Aku sendiri juga tak hendak baca puisi.
Malam Puisi Sungai Melaka 2016 |
Kalau pun aku diberi kesempatan untuk membaca puisi di
hadapan khayalak, aku kira aku juga tidak akan dapat memukau penonton kecuali
hanya suaraku saja yang terdengar, bersenjatakan soundsystem mengalahkan suara penonton yang tak mau hingar bingar
pula. ---Biasanya kebanyakan aku perhatikan di sana sini berbagai acara, orang
lebih banyak asyik dengan kesibukannya sendiri. Sibuk bercakap-cakap dan
membuka akun fb, atau bersantai diluar ruang, selama acara berlangsung.--- Seperti umumnya terjadi para pembaca puisi
kita di atas panggung menjelmakan dirinya, seumpama “hanya berani melawan orang yang tak hendak berkelahi.” Menang tapi tak ada lawannya. Keh keh keh…

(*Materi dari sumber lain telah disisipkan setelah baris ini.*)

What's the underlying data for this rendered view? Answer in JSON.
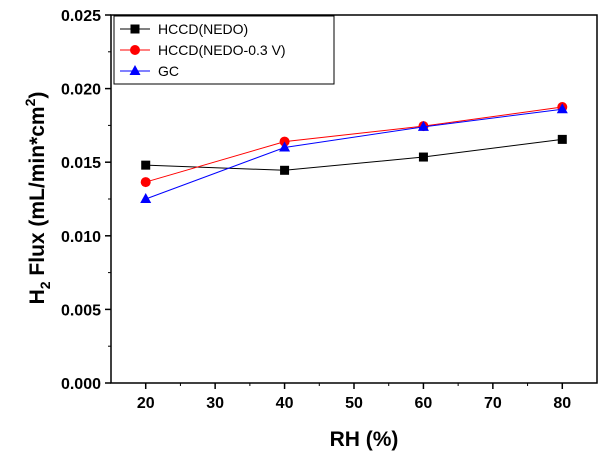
{
  "chart_data": {
    "type": "line",
    "xlabel": "RH (%)",
    "ylabel_parts": {
      "a": "H",
      "b": "2",
      "c": " Flux (mL/min*cm",
      "d": "2",
      "e": ")"
    },
    "x": [
      20,
      40,
      60,
      80
    ],
    "xlim": [
      15,
      85
    ],
    "ylim": [
      0.0,
      0.025
    ],
    "xticks": [
      20,
      30,
      40,
      50,
      60,
      70,
      80
    ],
    "yticks": [
      "0.000",
      "0.005",
      "0.010",
      "0.015",
      "0.020",
      "0.025"
    ],
    "grid": false,
    "legend_position": "top-left",
    "series": [
      {
        "name": "HCCD(NEDO)",
        "color": "#000000",
        "marker": "square",
        "values": [
          0.0148,
          0.01445,
          0.01535,
          0.01655
        ]
      },
      {
        "name": "HCCD(NEDO-0.3 V)",
        "color": "#ff0000",
        "marker": "circle",
        "values": [
          0.01365,
          0.0164,
          0.01745,
          0.01875
        ]
      },
      {
        "name": "GC",
        "color": "#0000ff",
        "marker": "triangle",
        "values": [
          0.0125,
          0.016,
          0.0174,
          0.0186
        ]
      }
    ]
  }
}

Bisa jadi suaraku memang tidaklah bagus, tidak enak didengar
walau sudah dibantu pengeras suara. Aku pun tak hendak pula “menutupi”

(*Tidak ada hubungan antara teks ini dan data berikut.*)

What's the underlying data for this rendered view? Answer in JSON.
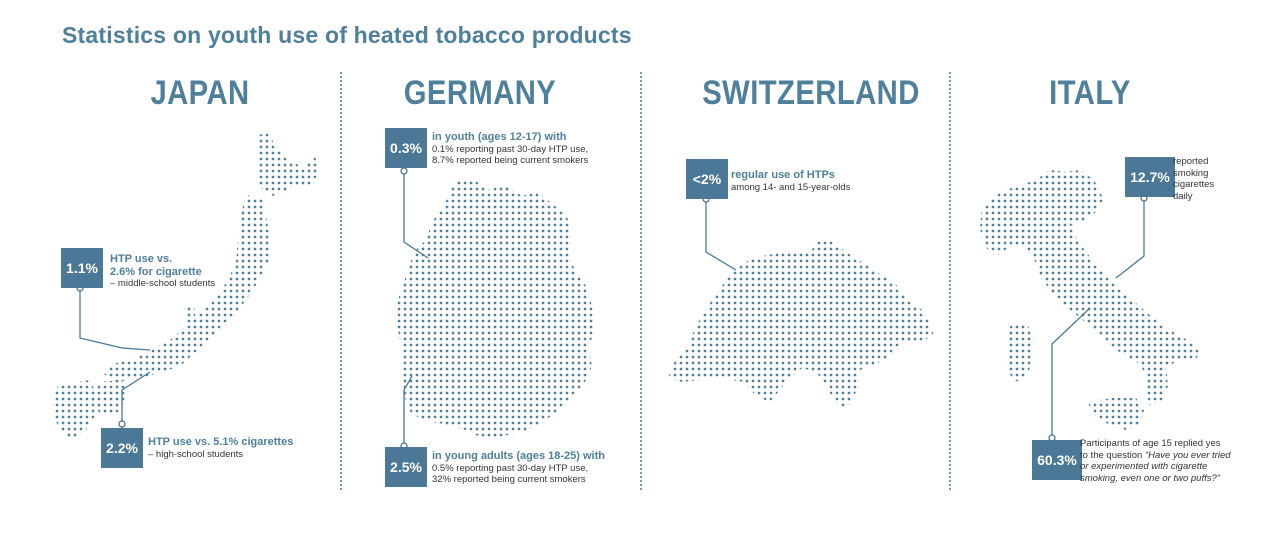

kekurangan suaraku itu dengan berpenampilan lewat pakaian sebagaimana seorang
penyair, bila hadir pada acara-acara seni “harus” melengkapi dengan trend,
sebuah sal melilit leher ---aku lebih
senang mengistilahkan dengan selendang, mencimeeh
satire, penyair bergaya penari--- seakan begitulah yang dinamakan penyair.

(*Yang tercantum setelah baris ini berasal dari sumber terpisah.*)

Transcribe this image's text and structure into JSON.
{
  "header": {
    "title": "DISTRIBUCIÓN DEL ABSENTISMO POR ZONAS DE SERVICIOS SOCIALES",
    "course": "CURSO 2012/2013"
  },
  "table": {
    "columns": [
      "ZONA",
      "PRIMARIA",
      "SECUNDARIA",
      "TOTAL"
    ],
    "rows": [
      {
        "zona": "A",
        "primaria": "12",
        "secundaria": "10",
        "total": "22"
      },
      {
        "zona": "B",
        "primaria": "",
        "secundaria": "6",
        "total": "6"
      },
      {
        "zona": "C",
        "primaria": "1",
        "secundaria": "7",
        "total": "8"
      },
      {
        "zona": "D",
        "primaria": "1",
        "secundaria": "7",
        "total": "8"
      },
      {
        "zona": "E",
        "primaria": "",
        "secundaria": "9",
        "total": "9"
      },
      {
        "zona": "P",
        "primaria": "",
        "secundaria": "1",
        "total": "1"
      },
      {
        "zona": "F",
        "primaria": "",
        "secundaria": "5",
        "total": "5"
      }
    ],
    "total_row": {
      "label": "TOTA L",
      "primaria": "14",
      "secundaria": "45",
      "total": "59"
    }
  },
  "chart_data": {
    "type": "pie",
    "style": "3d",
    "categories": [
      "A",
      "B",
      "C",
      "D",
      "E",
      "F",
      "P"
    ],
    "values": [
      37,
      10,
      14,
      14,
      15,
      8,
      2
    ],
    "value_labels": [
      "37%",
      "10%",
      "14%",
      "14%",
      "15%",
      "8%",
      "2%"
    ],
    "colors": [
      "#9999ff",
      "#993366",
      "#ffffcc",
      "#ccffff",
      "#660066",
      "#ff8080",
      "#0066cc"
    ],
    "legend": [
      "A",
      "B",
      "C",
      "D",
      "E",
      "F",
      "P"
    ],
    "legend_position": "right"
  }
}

Aku kira, hal-hal semacam itu tidaklah menentukan pada penyair dengan karyanya,
begitupun penyair dan pembacaannya.
Malam Puisi Sungai Melaka 2016 |
Begitupun, aku juga tak memiliki kemampuan “meniru-niru” style pembacaan penyair Indonesia, semacam
Sutarji Calzoum Bachri. Sutarji,
selain memang memiliki kekuatan suara dan acting yang hebat, juga sangat menguasai
ruang panggung dan suasana, semasa ia pernah “memukau” dunia panggung baca
puisi. Meniru dengan tujuan, agar para penonton terkaget-kaget, terkesima atau
pun terheran-heran dengan serba tak mengerti, sedang apakah seseorang di
hadapan orang ramai ???
Atau “merendra-rendrakan
diri,” aku juga tidaklah mampu agar pembacaan puisiku dapat menghipnotis
banyak orang, seperti penyair Rendra yang legendaries melakukan, dapat
membacakan puisinya dengan pemahaman yang baik, berakting panggung dengan
sempurna, hingga para fotografer memiliki kesempatan untuk mendapatkan momen
foto berkarakter, pun menurutku memang karya-karya yang dibacakan Rendra
sendiri, dalam bentuk tulisan saja sudah memiliki kekuatan untuk didengarkan
pada masa itu. Apalagi kalau dibacakan oleh penyairnya sendiri dengan baik.
Rendra juga actor dan dramawan.
Membaca puisi ke hadapan orang ramai, sudah pernah aku
lakukan sejak dari bangku sekolah menengah di kota kelahiranku. Puisi yang
pertama yang aku bacakan adalah puisi “Kerawang-Bekasi,” dari penyair Chairil Anwar di hadapan guru-guru dan
semua pelajar sekolah menengah tempat aku bersekolah. Setelah masa-masa hidup
dalam berkesenian di Taman Budaya Padang,
di ibukota provinsi, aku selain suka membacakan puisi Chairil, juga suka
membacakan “Meditasi,” puisi penyair Abdul
Hadi WM dan “New York 1971,” karya penyair Sapardi Joko Damono dan “Huesca,” John Conford terjemahan Chairil Anwar, selain sejumlah sajak-sajak
penyair WS Rendra.
Namun mulai tahun 1996, setelah aku menerbitkan buku
kumpulan puisiku, “Sajak Penyair 15 Ribu,” aku menarik diri dari kehidupan
kesenian di daerahku. Memilih jalan kehidupanku sendiri. Aku tak lagi hadir
pada pelbagai acara yang diselenggarakan atau pun tak lagi terlihat dalam
komunitas kesenian atau pun keseharian. “Aku naik gunung.” Hidup dalam
pertapaanku yang tak pernah diketahui dan dapat ditemui lagi, terutama oleh
teman-teman kalangan kesenian.
Termasuk, aku pun menghentikan aktifitasku untuk
mempublikasikan karya-karyaku ke media cetak terbitan daerah maupun nasional.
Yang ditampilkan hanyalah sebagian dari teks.